Monday, 20 August 2018
AND clean that sink! There’s Cookie’s hairs and dried blobs of toothpaste in it — it’s disgusting!”
Ah, the dawn chorus. It’s just gone 7am and the Eleventeen-Year-Old has finished brushing her teeth in the downstairs bathroom/utility room/place where I stuff all the plastic bags with which I haven’t a clue what to do and is barking orders at me already.
“Mum, it’s disgusting!” she bellows.
“I heard you the first time,” I whisper through gritted teeth. “And so did the neighbours, too, I bet.”
We live in one of the middle houses in a row of four Victorian terraces. It’s tiny, a bit messy on occasion — and the walls are paper-thin.

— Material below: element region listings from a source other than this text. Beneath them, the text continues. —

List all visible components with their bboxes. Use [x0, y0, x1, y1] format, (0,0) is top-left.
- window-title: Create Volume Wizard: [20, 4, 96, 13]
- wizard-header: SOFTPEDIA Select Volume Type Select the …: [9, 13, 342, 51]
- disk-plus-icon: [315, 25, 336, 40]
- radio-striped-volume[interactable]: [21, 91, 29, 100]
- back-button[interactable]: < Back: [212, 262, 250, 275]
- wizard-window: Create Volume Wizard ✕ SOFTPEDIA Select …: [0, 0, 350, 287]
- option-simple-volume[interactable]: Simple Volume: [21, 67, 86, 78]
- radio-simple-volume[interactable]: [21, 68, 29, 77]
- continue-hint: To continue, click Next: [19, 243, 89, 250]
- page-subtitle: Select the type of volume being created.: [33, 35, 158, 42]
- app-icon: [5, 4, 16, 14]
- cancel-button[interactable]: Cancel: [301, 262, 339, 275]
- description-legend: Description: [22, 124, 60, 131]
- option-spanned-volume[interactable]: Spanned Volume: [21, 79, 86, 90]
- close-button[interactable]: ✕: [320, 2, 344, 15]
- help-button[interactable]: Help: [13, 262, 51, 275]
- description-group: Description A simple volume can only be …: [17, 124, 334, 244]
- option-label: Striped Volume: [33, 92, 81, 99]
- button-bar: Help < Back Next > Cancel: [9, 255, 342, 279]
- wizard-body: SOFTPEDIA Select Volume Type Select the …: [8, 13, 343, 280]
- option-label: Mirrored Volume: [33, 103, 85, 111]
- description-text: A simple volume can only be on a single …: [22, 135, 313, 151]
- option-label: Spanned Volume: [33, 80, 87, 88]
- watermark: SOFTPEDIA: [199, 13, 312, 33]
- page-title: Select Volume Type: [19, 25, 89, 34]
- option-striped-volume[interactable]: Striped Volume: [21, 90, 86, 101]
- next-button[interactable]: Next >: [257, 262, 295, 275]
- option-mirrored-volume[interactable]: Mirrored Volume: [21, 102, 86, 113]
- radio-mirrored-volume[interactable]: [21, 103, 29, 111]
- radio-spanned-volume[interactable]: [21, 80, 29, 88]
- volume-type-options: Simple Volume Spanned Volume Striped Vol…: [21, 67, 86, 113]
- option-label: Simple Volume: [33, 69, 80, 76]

It sometimes feels like we’re living in a dormitory. Once or twice we’ve heard the neighbours’ kids crying on one side and the neighbours on the other side had a New Year’s Eve party that we sort of heard once but, in all honesty, we never really manage to hear much over the din coming from our own place.
“Seriously!” She frowns and marches off to school in her trademark huff.
“Love you,” I call out meekly, shutting the front door as quietly as possible.
“Well, that’s me told, Cooks,” I grin at the dog and rummage around under the kitchen sink for some Marigolds.
“And I wouldn’t say it’s disgusting, exactly,” I continue talking to Cookie as I bleach and scrub furiously in a bid to make our back room sparkle.
“No,” a sleepy little boy yawns, “but the car ith. That’th really dithguthting!”
He chuckles and concentrates on tormenting Cookie.
Unable to find any unperished rubber gloves, I wonder whether he’s got a point as I wash my hands Lady Macbeth-style in the kitchen sink and try to remember whether we have any Cornflakes left or whether the Sunshiney Seven-Year-Old prefers Cheerios.
“Wah thith houthe methy and duthty when you lived here with Daddy, Mummy?”
“Yeth it..., sorry, yes it was,” I lie, indignantly.
But it wasn’t. Of course it was pristeen when there was only one six-month-old baby to contend with. And The Ex was always a bit, well, shall we say anal about cleanliness? There. I said it.
He’d often joke that I didn’t know how to use a Hoover and laugh when I thought he was talking about an American actor when talk turned to Mr Sheen.
“It’s a very old house, so it gets really dusty,” I go on. “And you guys never clean up after yourselves, so what’s a Mummy to do?”
“Get a cleaner,” he giggles, running into the front room and turning on the telly. “Thimplth!”
Out of the mouths of toothless babes.
Later on, once both kids are at school and I’m trying to get some (non-house) work done, the BT OpenReach guy comes round to sort out our phone line. Our internet connection keeps dropping out with such alarming regularity — usually when I’m YouTubing videos about getting rid of limescale — that I’ve been left with no other option than to take decisive, affirmative action and get someone else to do something about it.
But there’s nothing like a visit from a ship-shape-and-Bristol-fashion kind of tradesman to put your cleaning skills, or lack thereof, into sharp focus.
“Oh, sorry about the dust bunnies there,” I laugh, embarrassed by the great big scary-looking dust bears that have covered our phone socket. “You know what it’s like with an old house and a dog that’s constantly moulting!”
“No, not really,” he frowns and sweeps the floorboards with his shoes before he kneels down on them.
I leap towards the dustbuster, swipe some cobwebs off it and turn it on.
“Let me just...”
“Don’t worry about it, Love,” he smiles and wipes away a ball of gunk as big as a tumbleweed with his bare hands. He takes off the front of the socket, wipes around with his hanky and blows inside, sending plumes of dirt and debris flying. Mere seconds later, he packs up his stuff and washes his hands.
“Try to keep it a bit cleaner – dust can wreak havoc with connections.”
And as he walks to the front door, he hands me a business card with a local cleaner’s details and says: “Or get someone else to do it!” Talk about simples.